Der jüngste Streit der Ampelkoalition über die Flüchtlingspolitik der Europäischen Union ist vorerst entschärft. Bundeskanzler Olaf Scholz (SPD) machte dem Vernehmen nach in der Kabinettssitzung am Mittwoch deutlich, dass eine Einigung auf ein Gemeinsames Europäisches Asylsystem (GEAS) in der EU nicht an einer Auseinandersetzung in der Bundesregierung über die darin enthaltene Krisenverordnung scheitern dürfe.
Außenministerin Annalena Baerbock (Grüne) hatte zuvor Bedenken gegen diese Verordnung angemeldet, weil sie darin die Gefahr sah, dass im Krisenfall in einem Aufnahmeland noch mehr Flüchtlinge nach Deutschland kommen könnten. Zugleich hatten die Grünen aber auch davor gewarnt, dass die Standards für Flüchtlinge in Lagern an den EU-Außengrenzen womöglich gesenkt würden. Mit der Verordnung soll bei einem besonders starken Anstieg der Migration unter anderem der Zeitraum verlängert werden können, in dem Menschen unter haftähnlichen Bedingungen festgehalten werden. Damit ist nach FDP-Angaben Bundesfamilienministerin Lisa Paus (Grüne) nicht einverstanden, weil es auch Familien mit Kindern betreffen würde.
Bei der Ansage von Scholz im fast vollständig versammelten Kabinett – nur Verteidigungsminister Boris Pistorius (SPD) weilte bei einer Auslandreise – habe es sich nicht um ein Machtwort gehandelt, hieß es aus Regierungskreisen. Er habe seine Richtlinienkompetenz nicht geltend gemacht, sondern lediglich eine Klärung erwirkt.

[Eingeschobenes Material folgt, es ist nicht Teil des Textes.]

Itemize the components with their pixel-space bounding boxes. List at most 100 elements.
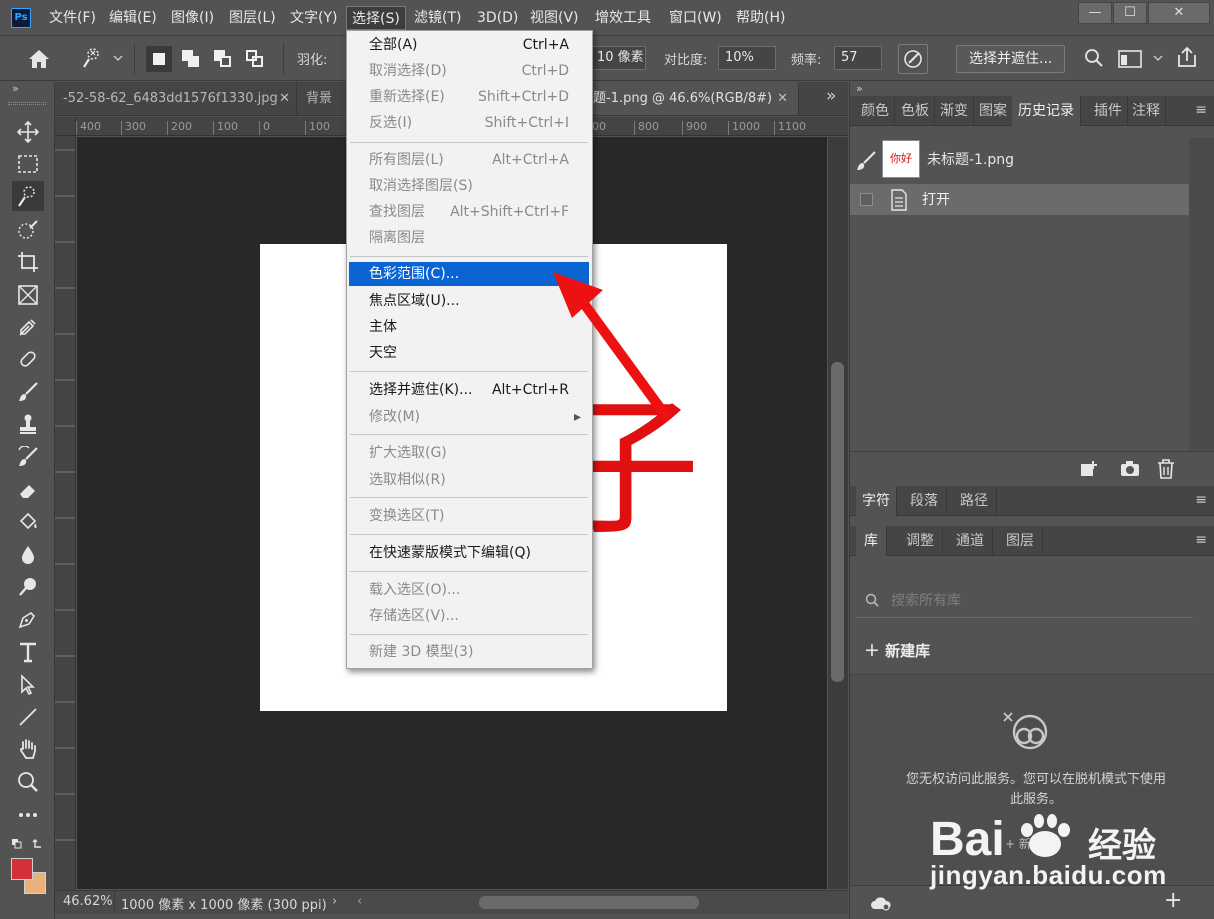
hand-tool-icon[interactable] [12, 734, 44, 764]
blur-tool-icon[interactable] [12, 540, 44, 570]
menu-item-all-layers[interactable]: 所有图层(L) Alt+Ctrl+A [349, 148, 589, 172]
tab-paragraph[interactable]: 段落 [902, 486, 947, 516]
menu-image[interactable]: 图像(I) [166, 6, 219, 30]
menu-item-new-3d-model[interactable]: 新建 3D 模型(3) [349, 640, 589, 664]
eyedropper-tool-icon[interactable] [12, 312, 44, 342]
tab-adjustments[interactable]: 调整 [898, 526, 943, 556]
menu-type[interactable]: 文字(Y) [285, 6, 342, 30]
menu-edit[interactable]: 编辑(E) [104, 6, 162, 30]
default-swap-colors-icon[interactable] [11, 837, 45, 851]
tab-gradients[interactable]: 渐变 [935, 96, 974, 126]
type-tool-icon[interactable] [12, 637, 44, 667]
maximize-button[interactable]: ☐ [1113, 2, 1147, 24]
scroll-left-icon[interactable]: ‹ [357, 894, 362, 909]
tab-channels[interactable]: 通道 [948, 526, 993, 556]
move-tool-icon[interactable] [12, 117, 44, 147]
menu-view[interactable]: 视图(V) [525, 6, 584, 30]
menu-layer[interactable]: 图层(L) [224, 6, 281, 30]
line-tool-icon[interactable] [12, 702, 44, 732]
close-window-button[interactable]: ✕ [1148, 2, 1210, 24]
quick-selection-tool-icon[interactable] [80, 45, 106, 71]
add-item-icon[interactable]: + [1164, 888, 1182, 913]
toolbar-collapse-icon[interactable]: » [12, 82, 19, 95]
tab-color[interactable]: 颜色 [856, 96, 895, 126]
library-search-field[interactable]: 搜索所有库 [855, 582, 1193, 618]
menu-item-deselect-layers[interactable]: 取消选择图层(S) [349, 174, 589, 198]
menu-item-color-range[interactable]: 色彩范围(C)... [349, 262, 589, 286]
marquee-tool-icon[interactable] [12, 149, 44, 179]
panel-menu-icon[interactable]: ≡ [1195, 492, 1207, 508]
new-document-from-state-icon[interactable] [1079, 460, 1099, 478]
cloud-sync-icon[interactable] [870, 895, 892, 911]
select-and-mask-button[interactable]: 选择并遮住... [956, 45, 1066, 73]
menu-item-quick-mask[interactable]: 在快速蒙版模式下编辑(Q) [349, 541, 589, 565]
panel-collapse-icon[interactable]: » [856, 82, 863, 95]
clone-stamp-tool-icon[interactable] [12, 409, 44, 439]
history-step[interactable]: 打开 [850, 184, 1189, 215]
width-input[interactable]: 10 像素 [591, 46, 646, 70]
quick-selection-tool-icon[interactable] [12, 181, 44, 211]
tab-history[interactable]: 历史记录 [1012, 96, 1081, 126]
new-selection-button[interactable] [146, 46, 172, 72]
pen-tool-icon[interactable] [12, 604, 44, 634]
menu-window[interactable]: 窗口(W) [664, 6, 727, 30]
snapshot-thumbnail[interactable]: 你好 [882, 140, 920, 178]
tab-libraries[interactable]: 库 [856, 526, 887, 556]
menu-item-modify[interactable]: 修改(M) ▸ [349, 405, 589, 429]
menu-item-find-layers[interactable]: 查找图层 Alt+Shift+Ctrl+F [349, 200, 589, 224]
panel-menu-icon[interactable]: ≡ [1195, 102, 1207, 118]
zoom-tool-icon[interactable] [12, 767, 44, 797]
document-info[interactable]: 1000 像素 x 1000 像素 (300 ppi) [121, 894, 327, 913]
menu-item-focus-area[interactable]: 焦点区域(U)... [349, 289, 589, 313]
foreground-color-swatch[interactable] [11, 858, 33, 880]
crop-tool-icon[interactable] [12, 247, 44, 277]
panel-menu-icon[interactable]: ≡ [1195, 532, 1207, 548]
tab-overflow-icon[interactable]: » [826, 86, 836, 106]
camera-icon[interactable] [1120, 460, 1140, 478]
menu-item-load-selection[interactable]: 载入选区(O)... [349, 578, 589, 602]
frame-tool-icon[interactable] [12, 280, 44, 310]
path-selection-tool-icon[interactable] [12, 670, 44, 700]
vertical-scrollbar-thumb[interactable] [831, 362, 844, 682]
more-tools-icon[interactable] [12, 800, 44, 830]
menu-item-deselect[interactable]: 取消选择(D) Ctrl+D [349, 59, 589, 83]
tab-document-2[interactable]: 背景 [298, 82, 348, 115]
eraser-tool-icon[interactable] [12, 475, 44, 505]
snapshot-name[interactable]: 未标题-1.png [927, 149, 1014, 169]
history-brush-tool-icon[interactable] [12, 442, 44, 472]
close-icon[interactable]: ✕ [279, 82, 290, 115]
menu-item-similar[interactable]: 选取相似(R) [349, 468, 589, 492]
menu-item-subject[interactable]: 主体 [349, 315, 589, 339]
tab-document-active[interactable]: 题-1.png @ 46.6%(RGB/8#) ✕ [593, 82, 799, 115]
intersect-selection-button[interactable] [242, 46, 268, 72]
menu-file[interactable]: 文件(F) [44, 6, 101, 30]
tab-paths[interactable]: 路径 [952, 486, 997, 516]
healing-brush-tool-icon[interactable] [12, 344, 44, 374]
minimize-button[interactable]: — [1078, 2, 1112, 24]
chevron-down-icon[interactable] [1153, 55, 1163, 61]
menu-filter[interactable]: 滤镜(T) [409, 6, 466, 30]
vertical-scrollbar[interactable] [828, 137, 848, 889]
chevron-down-icon[interactable] [113, 55, 123, 61]
menu-item-inverse[interactable]: 反选(I) Shift+Ctrl+I [349, 111, 589, 135]
search-icon[interactable] [1084, 48, 1104, 68]
trash-icon[interactable] [1157, 459, 1175, 479]
pen-pressure-button[interactable] [898, 44, 928, 74]
new-library-button[interactable]: + 新建库 [864, 639, 930, 661]
workspace-icon[interactable] [1118, 50, 1142, 68]
home-icon[interactable] [28, 49, 50, 69]
menu-item-select-all[interactable]: 全部(A) Ctrl+A [349, 33, 589, 57]
history-step-checkbox[interactable] [860, 193, 873, 206]
tab-patterns[interactable]: 图案 [974, 96, 1013, 126]
menu-plugins[interactable]: 增效工具 [590, 6, 656, 30]
contrast-input[interactable]: 10% [718, 46, 776, 70]
chevron-right-icon[interactable]: › [332, 894, 337, 909]
dodge-tool-icon[interactable] [12, 572, 44, 602]
frequency-input[interactable]: 57 [834, 46, 882, 70]
menu-item-reselect[interactable]: 重新选择(E) Shift+Ctrl+D [349, 85, 589, 109]
ruler-origin[interactable] [55, 117, 76, 136]
history-scrollbar[interactable] [1189, 138, 1214, 450]
menu-item-transform-selection[interactable]: 变换选区(T) [349, 504, 589, 528]
brush-tool-icon[interactable] [12, 377, 44, 407]
object-selection-tool-icon[interactable] [12, 215, 44, 245]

Demnach habe der Kanzler die Notwendigkeiten des GEAS aufgelistet: darunter die Registrierung von Flüchtlingen an den EU-Außengrenzen, unmittelbare Zurückweisung von Asylbewerbern, die keine Aussicht auf ein Bleiberecht hätten, beschleunigte Rückführungen in Herkunftsländer, Abkommen mit Herkunftsländern und Grenzkontrollen in Nachbarländern. Dieses Herzstück des geplanten europäischen Asylsystems dürfe nicht mit der Positionierung zu einer Einzelheit wie der Krisenverordnung aufgehalten werden.
Der Kanzler habe schließlich gefragt, ob das im Kabinett alle so sähen wie er, oder ob es Widerspruch dagegen gebe, dass Innenministerin Nancy Faeser (SPD) die entsprechenden Vereinbarungen an diesem Donnerstag mit ihren europäischen Amtskollegen auf den Weg bringen solle. Daraufhin habe sich niemand gemeldet. Baerbock und Faeser haben über das Thema dann am Mittwochnachmittag noch einmal gesprochen. Das Ergebnis ist nicht bekannt.
Nach Informationen dieser Redaktion hat Scholz auch noch zu verstehen gegeben, dass die Äußerung des FDP-Generalsekretärs Bijan Djir-Sarai vom Wochenende, die Grünen seien ein Sicherheitsrisiko in der Regierung, nicht angemessen gewesen sei. In der Grünen-Bundestagsfraktion hieß es, es sei gut, dass es neue Verhandlungen gebe, um die Schwachstellen der Krisenverordnung zu beheben. Ob sich daraus tatsächlich Fortschritte ergäben, müsse sich jedoch erst noch zeigen. In grünen Parteikreisen hieß es weiter, niemand wolle, dass in den Kommunen noch mehr Menschen ankämen als jetzt. Deshalb sei die Krisenverordnung keine gute Lösung und in der Form, in der sie zuletzt vorlag, nicht tragfähig.
Die EU-Innenminister hatten sich Anfang Juni im Grundsatz auf das GEAS verständigt. Damals gab es in Teilen der Grünen Widerstand dagegen, vor allem gegen die Außengrenzverfahren. Nun wird auf EU-Ebene daran gearbeitet, den Grundsatzbeschluss in konkrete Vereinbarungen umzuwandeln.